Sectoral Dynamics and Forward Pressure
The automotive supply chain transformation represents the central force reshaping Mason's employment landscape. The mobility sector's transition from internal combustion toward battery electric vehicles eliminates entire component categories—fuel injection systems, transmission components, engine cooling subsystems, emissions treatment hardware. Suppliers like UBE Automotive and Blackhawk Automotive Plastics face binary choices: invest heavily in new electric vehicle component production or exit markets where demand is contracting.
This transition occurs over 10-15 years but compresses facility-level decisions into shorter timeframes. A facility cannot operate profitably at partial capacity while waiting for new programs to ramp; manufacturers consolidate production at optimal sites, leaving other locations vulnerable. The 2023 acceleration in Mason's layoffs likely reflects facilities receiving final program cancellation notices or investment decisions favoring other locations.
Beyond automotive, Mason's small presence in business services and healthcare outsourcing reflects broader economic forces: automation of routine customer service work, consolidation among outsourcing providers, and persistent margin pressure in healthcare margins driven by payer cost containment. These sectors offer lower-wage replacement employment but demand skill reorientation.

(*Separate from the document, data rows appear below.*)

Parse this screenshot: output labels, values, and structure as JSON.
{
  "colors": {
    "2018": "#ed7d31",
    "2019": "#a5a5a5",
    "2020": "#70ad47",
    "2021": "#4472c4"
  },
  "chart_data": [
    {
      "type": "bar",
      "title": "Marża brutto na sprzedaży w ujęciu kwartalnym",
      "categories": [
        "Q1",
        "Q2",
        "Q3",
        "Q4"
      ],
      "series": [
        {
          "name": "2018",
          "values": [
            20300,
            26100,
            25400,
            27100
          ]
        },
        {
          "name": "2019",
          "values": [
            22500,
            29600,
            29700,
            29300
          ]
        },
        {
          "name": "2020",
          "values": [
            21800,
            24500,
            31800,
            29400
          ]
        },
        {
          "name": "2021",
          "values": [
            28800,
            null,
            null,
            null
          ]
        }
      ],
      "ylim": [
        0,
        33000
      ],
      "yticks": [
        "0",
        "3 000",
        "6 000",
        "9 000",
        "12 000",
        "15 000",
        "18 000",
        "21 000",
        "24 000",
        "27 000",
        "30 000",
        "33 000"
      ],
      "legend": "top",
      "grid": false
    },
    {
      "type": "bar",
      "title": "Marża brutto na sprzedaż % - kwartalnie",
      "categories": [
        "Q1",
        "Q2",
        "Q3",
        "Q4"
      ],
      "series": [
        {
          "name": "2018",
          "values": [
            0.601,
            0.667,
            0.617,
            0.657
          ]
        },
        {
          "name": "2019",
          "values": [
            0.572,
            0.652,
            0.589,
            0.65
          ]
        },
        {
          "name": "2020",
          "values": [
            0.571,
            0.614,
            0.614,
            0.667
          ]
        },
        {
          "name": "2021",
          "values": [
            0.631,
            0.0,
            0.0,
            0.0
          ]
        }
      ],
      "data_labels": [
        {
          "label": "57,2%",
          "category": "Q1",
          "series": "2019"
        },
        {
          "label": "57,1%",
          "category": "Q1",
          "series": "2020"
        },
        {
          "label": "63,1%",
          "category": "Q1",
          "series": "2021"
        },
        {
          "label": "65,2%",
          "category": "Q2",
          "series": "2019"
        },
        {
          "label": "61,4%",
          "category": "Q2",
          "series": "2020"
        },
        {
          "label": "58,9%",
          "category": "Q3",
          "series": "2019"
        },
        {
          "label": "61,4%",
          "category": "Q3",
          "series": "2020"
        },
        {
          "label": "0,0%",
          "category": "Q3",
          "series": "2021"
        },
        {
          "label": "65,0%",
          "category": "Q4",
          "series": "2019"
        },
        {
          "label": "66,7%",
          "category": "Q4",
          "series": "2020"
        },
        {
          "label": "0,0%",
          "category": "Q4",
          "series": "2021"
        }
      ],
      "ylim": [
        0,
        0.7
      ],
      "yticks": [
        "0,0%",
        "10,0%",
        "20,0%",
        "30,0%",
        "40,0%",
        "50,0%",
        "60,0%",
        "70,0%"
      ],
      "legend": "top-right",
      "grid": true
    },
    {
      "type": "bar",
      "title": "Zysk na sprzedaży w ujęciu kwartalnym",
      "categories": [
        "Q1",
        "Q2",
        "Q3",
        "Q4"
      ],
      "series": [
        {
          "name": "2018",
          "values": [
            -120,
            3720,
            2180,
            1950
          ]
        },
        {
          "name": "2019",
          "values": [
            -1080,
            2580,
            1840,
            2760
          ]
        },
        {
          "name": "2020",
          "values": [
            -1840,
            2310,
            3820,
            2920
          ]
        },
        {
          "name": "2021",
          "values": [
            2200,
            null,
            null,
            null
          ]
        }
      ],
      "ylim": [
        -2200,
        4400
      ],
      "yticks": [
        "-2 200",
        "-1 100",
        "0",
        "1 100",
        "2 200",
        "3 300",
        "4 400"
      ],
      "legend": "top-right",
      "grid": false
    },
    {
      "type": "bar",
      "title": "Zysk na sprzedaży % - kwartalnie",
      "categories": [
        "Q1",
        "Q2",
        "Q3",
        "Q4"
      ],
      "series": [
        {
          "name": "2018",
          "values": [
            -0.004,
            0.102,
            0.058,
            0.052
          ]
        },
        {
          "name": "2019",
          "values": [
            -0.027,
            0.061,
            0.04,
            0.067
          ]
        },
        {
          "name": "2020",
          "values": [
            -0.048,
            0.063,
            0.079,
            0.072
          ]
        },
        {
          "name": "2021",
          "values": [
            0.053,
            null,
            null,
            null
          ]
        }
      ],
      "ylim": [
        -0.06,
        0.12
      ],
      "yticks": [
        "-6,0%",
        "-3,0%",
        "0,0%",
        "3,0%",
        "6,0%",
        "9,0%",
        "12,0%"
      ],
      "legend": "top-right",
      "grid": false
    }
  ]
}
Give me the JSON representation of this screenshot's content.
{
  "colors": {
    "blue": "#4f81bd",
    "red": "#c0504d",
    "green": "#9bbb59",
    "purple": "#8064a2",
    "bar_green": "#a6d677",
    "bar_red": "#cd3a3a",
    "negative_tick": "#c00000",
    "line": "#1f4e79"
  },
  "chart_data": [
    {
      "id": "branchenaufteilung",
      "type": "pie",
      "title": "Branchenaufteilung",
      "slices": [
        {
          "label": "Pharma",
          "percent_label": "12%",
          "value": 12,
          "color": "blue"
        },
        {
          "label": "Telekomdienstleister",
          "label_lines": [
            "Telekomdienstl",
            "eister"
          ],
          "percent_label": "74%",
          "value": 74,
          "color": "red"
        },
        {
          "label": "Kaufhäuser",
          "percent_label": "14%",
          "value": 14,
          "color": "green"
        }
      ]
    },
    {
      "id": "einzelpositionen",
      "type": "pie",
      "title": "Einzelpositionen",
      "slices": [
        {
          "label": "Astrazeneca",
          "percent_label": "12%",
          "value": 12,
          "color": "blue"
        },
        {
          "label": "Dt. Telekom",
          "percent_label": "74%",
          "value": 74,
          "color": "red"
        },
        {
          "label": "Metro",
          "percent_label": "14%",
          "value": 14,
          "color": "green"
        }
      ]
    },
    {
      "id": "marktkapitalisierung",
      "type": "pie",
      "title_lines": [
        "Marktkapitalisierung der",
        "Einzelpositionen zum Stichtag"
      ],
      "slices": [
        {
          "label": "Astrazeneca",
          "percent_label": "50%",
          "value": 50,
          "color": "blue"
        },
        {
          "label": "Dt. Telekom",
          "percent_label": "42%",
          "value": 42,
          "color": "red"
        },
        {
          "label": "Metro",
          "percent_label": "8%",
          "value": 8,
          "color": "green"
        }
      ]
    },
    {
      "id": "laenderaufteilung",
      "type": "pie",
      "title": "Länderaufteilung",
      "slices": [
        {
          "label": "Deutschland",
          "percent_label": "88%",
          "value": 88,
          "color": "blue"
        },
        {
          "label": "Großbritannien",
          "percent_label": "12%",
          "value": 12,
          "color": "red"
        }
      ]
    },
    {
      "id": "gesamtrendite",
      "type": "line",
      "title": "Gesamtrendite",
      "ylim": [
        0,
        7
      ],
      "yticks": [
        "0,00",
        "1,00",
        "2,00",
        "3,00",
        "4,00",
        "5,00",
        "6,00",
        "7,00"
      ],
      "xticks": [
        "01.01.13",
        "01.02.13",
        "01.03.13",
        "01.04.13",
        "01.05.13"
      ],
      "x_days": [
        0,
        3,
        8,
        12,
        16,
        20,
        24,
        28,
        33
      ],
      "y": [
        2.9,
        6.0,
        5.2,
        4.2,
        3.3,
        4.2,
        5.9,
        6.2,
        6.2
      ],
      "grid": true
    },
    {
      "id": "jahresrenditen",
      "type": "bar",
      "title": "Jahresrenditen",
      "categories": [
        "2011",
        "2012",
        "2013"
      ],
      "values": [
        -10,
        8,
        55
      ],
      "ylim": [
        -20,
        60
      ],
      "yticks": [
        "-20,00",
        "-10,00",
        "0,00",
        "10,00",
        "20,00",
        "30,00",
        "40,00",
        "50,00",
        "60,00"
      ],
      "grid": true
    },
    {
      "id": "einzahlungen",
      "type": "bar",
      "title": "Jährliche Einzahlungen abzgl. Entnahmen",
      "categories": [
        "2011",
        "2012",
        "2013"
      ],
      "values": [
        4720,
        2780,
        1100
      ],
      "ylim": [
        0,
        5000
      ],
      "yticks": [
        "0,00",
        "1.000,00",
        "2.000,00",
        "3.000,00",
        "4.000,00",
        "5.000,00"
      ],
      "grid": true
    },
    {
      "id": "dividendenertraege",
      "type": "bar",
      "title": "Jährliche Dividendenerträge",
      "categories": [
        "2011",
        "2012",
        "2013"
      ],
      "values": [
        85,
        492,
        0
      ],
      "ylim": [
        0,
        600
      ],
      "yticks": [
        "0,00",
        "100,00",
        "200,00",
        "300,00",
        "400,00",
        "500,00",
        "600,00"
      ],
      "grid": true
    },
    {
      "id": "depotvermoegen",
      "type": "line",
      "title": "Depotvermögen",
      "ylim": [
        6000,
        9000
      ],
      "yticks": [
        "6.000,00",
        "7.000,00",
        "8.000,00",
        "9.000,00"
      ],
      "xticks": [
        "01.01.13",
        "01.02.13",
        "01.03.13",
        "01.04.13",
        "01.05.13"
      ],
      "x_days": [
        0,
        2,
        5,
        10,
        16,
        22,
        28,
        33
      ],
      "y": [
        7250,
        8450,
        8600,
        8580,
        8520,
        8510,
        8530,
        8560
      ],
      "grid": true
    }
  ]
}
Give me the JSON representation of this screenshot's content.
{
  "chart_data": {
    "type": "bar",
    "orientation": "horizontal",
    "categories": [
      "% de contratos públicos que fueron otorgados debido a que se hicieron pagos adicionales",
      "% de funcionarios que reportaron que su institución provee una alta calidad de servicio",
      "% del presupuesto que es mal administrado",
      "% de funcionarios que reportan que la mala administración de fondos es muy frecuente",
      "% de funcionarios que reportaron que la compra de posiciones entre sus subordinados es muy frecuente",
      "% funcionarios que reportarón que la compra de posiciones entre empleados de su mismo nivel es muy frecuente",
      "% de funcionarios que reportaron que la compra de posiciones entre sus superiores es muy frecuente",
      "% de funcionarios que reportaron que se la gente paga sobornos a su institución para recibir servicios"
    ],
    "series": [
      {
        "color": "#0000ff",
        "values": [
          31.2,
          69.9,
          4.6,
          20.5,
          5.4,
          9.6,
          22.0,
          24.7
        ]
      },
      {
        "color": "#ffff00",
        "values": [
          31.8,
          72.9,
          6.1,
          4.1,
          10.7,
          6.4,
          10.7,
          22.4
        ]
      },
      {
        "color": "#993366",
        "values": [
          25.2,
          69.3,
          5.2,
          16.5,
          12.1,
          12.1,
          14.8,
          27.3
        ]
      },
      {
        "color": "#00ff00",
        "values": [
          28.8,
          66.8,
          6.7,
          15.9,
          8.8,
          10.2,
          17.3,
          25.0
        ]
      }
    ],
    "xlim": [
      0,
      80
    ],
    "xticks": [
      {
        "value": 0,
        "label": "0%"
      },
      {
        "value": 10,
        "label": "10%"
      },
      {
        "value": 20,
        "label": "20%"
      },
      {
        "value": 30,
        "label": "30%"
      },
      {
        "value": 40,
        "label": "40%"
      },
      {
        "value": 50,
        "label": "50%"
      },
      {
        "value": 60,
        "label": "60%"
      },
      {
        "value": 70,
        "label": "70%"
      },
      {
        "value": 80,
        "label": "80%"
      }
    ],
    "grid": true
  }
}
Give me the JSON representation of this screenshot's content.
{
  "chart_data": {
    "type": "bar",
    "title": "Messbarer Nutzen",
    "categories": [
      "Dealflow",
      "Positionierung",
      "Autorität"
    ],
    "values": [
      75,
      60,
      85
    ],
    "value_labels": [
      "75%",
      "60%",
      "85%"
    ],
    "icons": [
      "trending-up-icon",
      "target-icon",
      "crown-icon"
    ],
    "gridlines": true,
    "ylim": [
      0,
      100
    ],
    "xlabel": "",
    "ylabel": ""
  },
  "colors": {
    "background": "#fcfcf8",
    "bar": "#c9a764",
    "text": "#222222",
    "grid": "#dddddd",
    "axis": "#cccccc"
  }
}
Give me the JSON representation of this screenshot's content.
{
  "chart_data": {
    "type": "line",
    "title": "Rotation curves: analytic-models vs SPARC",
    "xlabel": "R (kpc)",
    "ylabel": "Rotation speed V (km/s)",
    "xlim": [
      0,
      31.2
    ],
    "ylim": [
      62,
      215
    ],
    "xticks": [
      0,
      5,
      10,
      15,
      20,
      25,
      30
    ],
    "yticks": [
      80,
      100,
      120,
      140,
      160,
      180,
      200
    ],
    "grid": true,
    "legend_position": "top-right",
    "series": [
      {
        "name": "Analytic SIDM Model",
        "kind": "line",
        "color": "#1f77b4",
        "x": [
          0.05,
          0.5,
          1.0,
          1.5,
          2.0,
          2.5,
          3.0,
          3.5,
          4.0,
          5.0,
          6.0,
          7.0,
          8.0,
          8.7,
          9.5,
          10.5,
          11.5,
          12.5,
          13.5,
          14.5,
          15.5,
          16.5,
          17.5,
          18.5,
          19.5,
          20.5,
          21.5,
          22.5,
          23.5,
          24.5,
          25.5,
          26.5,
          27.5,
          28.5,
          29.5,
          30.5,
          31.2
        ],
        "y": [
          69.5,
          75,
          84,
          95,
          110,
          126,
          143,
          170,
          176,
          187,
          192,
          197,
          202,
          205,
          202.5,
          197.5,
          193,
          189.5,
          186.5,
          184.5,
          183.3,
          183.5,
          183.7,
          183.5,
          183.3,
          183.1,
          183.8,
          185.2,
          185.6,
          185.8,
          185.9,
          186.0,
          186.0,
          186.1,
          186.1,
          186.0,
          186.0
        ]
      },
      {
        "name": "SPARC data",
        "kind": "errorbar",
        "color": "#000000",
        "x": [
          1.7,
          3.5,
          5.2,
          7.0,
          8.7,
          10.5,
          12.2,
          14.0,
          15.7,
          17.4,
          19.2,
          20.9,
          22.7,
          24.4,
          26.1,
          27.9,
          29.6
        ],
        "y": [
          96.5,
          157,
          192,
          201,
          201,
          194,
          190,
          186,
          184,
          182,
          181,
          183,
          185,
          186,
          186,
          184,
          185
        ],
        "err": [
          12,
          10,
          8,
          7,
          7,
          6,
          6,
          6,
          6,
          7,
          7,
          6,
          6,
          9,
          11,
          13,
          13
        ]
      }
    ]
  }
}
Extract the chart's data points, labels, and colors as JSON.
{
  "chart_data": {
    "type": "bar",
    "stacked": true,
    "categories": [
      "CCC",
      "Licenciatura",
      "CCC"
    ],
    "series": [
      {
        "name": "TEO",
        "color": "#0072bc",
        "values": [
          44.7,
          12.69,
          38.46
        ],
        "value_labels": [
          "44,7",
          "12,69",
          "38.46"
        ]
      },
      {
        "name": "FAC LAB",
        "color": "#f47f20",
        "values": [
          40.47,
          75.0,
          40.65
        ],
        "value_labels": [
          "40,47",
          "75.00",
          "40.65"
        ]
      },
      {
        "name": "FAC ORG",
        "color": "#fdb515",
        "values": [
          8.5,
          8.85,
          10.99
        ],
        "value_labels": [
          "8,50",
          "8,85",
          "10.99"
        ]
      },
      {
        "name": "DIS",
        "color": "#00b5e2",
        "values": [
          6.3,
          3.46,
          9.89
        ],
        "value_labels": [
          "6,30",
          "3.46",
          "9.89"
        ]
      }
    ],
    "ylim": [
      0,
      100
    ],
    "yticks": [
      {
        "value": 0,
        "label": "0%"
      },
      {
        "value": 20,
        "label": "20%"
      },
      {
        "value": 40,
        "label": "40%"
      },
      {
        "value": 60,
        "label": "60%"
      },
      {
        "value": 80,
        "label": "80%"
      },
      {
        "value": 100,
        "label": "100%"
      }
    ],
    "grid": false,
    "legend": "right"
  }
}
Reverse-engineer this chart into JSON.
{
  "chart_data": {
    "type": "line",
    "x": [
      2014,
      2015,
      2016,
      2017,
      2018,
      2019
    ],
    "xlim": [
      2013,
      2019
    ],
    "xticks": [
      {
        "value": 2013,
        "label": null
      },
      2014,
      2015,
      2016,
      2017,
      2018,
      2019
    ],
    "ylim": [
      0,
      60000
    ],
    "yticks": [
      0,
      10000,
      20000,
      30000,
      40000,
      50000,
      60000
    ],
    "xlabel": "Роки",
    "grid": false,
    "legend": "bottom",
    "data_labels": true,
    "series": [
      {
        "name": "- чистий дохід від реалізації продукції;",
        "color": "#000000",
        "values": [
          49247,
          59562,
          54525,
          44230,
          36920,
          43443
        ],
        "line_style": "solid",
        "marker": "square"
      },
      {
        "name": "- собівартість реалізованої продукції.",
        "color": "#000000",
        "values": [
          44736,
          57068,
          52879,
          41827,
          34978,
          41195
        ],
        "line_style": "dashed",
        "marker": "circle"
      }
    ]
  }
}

Mason's economic future depends on whether the community can catalyze new employment clusters—particularly in advanced manufacturing, logistics technology, or healthcare services—that can absorb displaced workers and stabilize the tax base. Current regional economic development efforts across Southwest Ohio show mixed success; some communities have attracted technology talent through quality-of-life investments and infrastructure, while others remain locked in manufacturing transition cycles without clear rerouting mechanisms.